Delfina Rizal Herbosa de Natividad (December 20, 1879 – March 10, 1900) was a Filipino renowned for being one of the three women, together with Marcela Agoncillo and her daughter Lorenza, who seamed together the Philippine flag, and for being the niece of the National Hero of the Philippines, José Rizal.

==Early life==
Delfina Rizal Herbosa was born on December 20, 1879, in Calamba, Laguna to Mariano Herbosa and Lucia Rizal, sister of José Rizal, and she was of Spanish and Chinese descent. At the age of thirteen, she joined the Katipunan because her desire to fight oppression after her father was denied a Christian burial by the Spanish friars because of the claim that he did not go to confession, although the apparent reason is that they were related to José Rizal, whose novel Noli me Tangere exposed the abuses of the Spaniards.
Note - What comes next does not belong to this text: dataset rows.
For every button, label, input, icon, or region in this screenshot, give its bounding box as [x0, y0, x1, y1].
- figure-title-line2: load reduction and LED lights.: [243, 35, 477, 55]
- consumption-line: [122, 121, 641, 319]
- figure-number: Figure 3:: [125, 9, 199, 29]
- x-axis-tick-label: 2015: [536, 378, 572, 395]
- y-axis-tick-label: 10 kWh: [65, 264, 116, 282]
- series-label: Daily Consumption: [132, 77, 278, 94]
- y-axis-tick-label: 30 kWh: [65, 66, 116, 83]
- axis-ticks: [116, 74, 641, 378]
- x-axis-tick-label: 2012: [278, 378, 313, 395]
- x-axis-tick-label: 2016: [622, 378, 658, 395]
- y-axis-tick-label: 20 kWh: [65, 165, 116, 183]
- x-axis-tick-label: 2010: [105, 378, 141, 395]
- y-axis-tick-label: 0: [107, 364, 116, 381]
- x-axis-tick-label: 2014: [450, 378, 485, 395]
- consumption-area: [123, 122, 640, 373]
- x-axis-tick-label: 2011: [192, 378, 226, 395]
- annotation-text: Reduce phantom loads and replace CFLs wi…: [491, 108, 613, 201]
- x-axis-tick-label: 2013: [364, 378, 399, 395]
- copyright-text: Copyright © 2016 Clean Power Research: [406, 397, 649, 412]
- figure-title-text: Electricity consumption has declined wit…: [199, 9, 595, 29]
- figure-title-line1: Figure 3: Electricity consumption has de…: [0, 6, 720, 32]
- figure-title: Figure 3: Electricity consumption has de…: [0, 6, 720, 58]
==Marriage and making of the Philippine flag==
Delfina was married to Jose Salvador Alejandrino Natividad, whom she met in the Katipunan, and who later became a general of the Philippine Revolution. She then accompanied her husband to his self-exile to Hong Kong where there she was asked by Marcela Agoncillo to help her and her daughter sew together the Philippine flag.

==Death==
Natividad and her husband had a daughter together named Paz, who died at the age of two due to an alcohol lamp falling on her, this caused Natividad much sorrow and mental anguish, thus causing her death at the age of 20.

==In popular culture==
- Portrayed by Jenny Javier in the 2012 film, El Presidente.